The name "McCown" refers to Captain John P. McCown, a United States Army officer who collected the specimen in 1851 that led to the species first being scientifically described. McCown later fought for the Confederate States Army during the American Civil War, which led to controversy starting in 2018, with parallels drawn to the removal of Confederate memorials. The pressure to change the name increased following the George Floyd protests and Black Birder's Week (itself a response to the Central Park birdwatching incident).

==Description==
The thick-billed longspur is about 15 cm long, has a wingspan of 28 cm and weighs around 25 g. It has a large cone-shaped bill, a streaked back, a rust-coloured shoulder and a white tail with a dark tip. In breeding plumage, the male has a white throat and underparts, a grey face and nape and a black crown. Breeding females are largely gray, with a pale bill and rusty tinged median coverts and scapulars. Non-breeding males are similar to females but with crowns spotted rather than streaked, and more chestnut on their median coverts and scapulars.

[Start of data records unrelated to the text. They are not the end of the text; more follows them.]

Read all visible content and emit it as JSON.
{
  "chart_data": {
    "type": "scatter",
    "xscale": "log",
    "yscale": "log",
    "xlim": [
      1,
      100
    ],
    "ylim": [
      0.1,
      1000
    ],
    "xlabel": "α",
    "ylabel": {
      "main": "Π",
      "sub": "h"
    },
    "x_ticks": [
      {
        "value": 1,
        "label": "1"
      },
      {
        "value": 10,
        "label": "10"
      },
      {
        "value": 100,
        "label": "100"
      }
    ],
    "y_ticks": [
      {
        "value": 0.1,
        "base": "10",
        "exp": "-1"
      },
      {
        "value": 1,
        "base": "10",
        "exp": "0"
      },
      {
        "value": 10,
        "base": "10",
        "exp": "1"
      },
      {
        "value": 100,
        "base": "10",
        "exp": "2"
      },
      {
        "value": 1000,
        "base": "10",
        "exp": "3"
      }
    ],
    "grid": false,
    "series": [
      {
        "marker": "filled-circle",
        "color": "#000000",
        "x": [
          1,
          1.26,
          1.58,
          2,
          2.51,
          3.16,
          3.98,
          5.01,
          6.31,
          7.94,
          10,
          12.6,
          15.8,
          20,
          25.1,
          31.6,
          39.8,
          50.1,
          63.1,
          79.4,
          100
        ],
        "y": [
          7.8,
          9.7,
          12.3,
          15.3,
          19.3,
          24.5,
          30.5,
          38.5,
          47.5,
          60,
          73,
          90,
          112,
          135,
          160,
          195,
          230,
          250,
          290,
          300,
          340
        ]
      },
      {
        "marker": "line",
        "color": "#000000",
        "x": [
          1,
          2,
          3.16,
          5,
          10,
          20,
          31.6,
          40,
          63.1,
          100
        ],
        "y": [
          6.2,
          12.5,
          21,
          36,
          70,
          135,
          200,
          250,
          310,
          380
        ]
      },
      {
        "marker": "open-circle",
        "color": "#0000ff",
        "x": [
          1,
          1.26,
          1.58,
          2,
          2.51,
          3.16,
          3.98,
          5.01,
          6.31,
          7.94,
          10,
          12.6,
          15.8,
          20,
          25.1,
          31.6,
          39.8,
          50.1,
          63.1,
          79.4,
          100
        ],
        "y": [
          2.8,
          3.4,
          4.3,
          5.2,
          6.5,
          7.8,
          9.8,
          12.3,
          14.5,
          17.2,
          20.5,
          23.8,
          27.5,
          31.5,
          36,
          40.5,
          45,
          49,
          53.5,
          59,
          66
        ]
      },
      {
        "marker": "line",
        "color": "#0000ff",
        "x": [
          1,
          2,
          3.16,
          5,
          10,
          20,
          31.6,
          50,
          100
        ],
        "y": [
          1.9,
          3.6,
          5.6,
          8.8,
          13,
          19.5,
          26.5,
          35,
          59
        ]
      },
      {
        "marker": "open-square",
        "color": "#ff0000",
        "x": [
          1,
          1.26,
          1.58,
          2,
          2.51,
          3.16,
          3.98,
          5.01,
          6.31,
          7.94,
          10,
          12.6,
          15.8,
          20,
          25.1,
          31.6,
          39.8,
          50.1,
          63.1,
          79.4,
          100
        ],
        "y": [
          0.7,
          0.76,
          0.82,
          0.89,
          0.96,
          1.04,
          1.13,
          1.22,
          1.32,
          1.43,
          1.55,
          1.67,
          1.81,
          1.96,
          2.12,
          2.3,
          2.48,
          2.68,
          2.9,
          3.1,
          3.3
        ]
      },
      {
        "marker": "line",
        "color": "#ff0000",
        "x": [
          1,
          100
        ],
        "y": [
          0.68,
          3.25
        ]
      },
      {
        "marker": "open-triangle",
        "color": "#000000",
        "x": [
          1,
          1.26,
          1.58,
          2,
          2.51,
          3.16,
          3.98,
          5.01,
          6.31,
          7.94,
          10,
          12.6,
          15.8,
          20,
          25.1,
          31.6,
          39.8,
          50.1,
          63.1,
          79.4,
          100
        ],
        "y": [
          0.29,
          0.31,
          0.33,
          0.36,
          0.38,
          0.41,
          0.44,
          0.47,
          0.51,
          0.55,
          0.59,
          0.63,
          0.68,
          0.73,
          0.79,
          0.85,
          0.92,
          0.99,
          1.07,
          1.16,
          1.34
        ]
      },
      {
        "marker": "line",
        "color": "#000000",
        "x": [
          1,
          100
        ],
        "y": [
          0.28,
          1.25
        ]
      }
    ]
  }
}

Juveniles are seen briefly in late summer and are more uniformly sandy, with a streaked upper breast and white belly.

==Distribution and habitat==
Thick-billed longspurs breed in the northwestern Great Plains states and southern Prairie Provinces. They prefer the sparsely vegetated habitat of the semi-arid shortgrass steppes, which provide a mix of perennial shortgrasses and cacti. The breeding range of thick-billed longspurs has drastically reduced; historically, it stretched farther south into Oklahoma, and east into Minnesota and Manitoba.

Their non-breeding range stretches from south Oklahoma into Texas and Northern Mexico. Here, they prefer open habitats with sparse vegetation such as shortgrass prairie, plowed fields, grazed pastures and dried lake beds.

==Behavior==
The male produces a distinctive tinkling song, often in flight. The calls include a dry rattle.

Nests are constructed in a shallow depression on the ground, and incubate the eggs for about 12 days. Both parents feed the young, and fledglings leave the nest about 10 days after hatching, before they can properly fly. Outside the breeding season, thick-billed longspurs occur in flocks, sometimes with other species like Lapland longspur and horned lark.

The diet consists of seeds and insects.

==Conservation==

The numbers and range of these birds have declined since the early 1900s, likely due to habitat loss.